The Expected Total Curvature of Random Polygons

TL;DR

This paper analyzes the expected total curvature of random polygons, providing formulas for various measures, and demonstrates that a significant fraction of fixed-length polygons are unknotted.

Contribution

It derives a formula for the expected total curvature of random polygons under natural measures and proves specific expectations for fixed-length polygons.

Findings

Expected total curvature approaches a constant difference for large polygons.

Exact formula for expected total curvature of fixed-length polygons in 3D.
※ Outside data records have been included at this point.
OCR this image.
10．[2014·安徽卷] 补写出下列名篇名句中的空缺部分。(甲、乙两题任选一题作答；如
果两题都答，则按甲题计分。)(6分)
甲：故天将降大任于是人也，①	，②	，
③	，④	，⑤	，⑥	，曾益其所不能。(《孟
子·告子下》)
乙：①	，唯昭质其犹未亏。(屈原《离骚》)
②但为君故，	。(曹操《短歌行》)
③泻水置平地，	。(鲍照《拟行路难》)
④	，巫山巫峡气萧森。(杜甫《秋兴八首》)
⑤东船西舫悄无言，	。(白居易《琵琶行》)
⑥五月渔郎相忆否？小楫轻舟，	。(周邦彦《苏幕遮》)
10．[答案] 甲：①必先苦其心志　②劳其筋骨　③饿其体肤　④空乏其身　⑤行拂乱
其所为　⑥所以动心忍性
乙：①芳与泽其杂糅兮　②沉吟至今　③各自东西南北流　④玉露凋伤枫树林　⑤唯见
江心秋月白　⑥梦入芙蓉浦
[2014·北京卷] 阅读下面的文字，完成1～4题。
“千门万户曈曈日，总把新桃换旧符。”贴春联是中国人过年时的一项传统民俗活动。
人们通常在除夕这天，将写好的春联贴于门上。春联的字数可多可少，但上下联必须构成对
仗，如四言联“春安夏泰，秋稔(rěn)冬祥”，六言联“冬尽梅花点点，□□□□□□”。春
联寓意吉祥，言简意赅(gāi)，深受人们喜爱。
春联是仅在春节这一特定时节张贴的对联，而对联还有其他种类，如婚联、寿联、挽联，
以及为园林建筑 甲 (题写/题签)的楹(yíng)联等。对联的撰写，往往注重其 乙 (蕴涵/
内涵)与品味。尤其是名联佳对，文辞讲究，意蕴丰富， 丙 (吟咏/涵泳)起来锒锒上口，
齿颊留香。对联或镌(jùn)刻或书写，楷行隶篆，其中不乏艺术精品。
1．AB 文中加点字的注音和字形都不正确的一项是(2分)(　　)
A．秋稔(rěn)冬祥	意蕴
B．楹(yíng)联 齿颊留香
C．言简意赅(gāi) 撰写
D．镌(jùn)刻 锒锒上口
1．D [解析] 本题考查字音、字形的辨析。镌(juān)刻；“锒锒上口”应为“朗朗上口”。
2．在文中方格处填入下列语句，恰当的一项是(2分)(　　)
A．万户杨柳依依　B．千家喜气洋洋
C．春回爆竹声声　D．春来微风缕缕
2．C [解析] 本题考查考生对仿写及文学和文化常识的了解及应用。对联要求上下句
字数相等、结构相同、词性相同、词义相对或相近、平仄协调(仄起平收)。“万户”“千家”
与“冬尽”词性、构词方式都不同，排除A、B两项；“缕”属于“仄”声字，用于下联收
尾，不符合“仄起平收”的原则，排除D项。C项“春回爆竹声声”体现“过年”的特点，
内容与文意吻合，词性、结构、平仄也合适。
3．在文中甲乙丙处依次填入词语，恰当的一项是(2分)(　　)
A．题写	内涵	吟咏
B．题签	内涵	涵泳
At least 1/3 of hexagons and 1/11 of heptagons are unknotted.

Abstract

We consider the expected value for the total curvature of a random closed polygon. Numerical experiments have suggested that as the number of edges becomes large, the difference between the expected total curvature of a random closed polygon and a random open polygon with the same number of turning angles approaches a positive constant. We show that this is true for a natural class of probability measures on polygons, and give a formula for the constant in terms of the moments of the edgelength distribution. We then consider the symmetric measure on closed polygons of fixed total length constructed by Cantarella, Deguchi, and Shonkwiler. For this measure, we are able to prove that the expected value of total curvature for a closed n-gon is exactly \pi/2 n + (\pi/4) 2n/(2n-3). As a consequence, we show that at least 1/3 of fixed-length hexagons and 1/11 of fixed-length heptagons in 3-space are unknotted.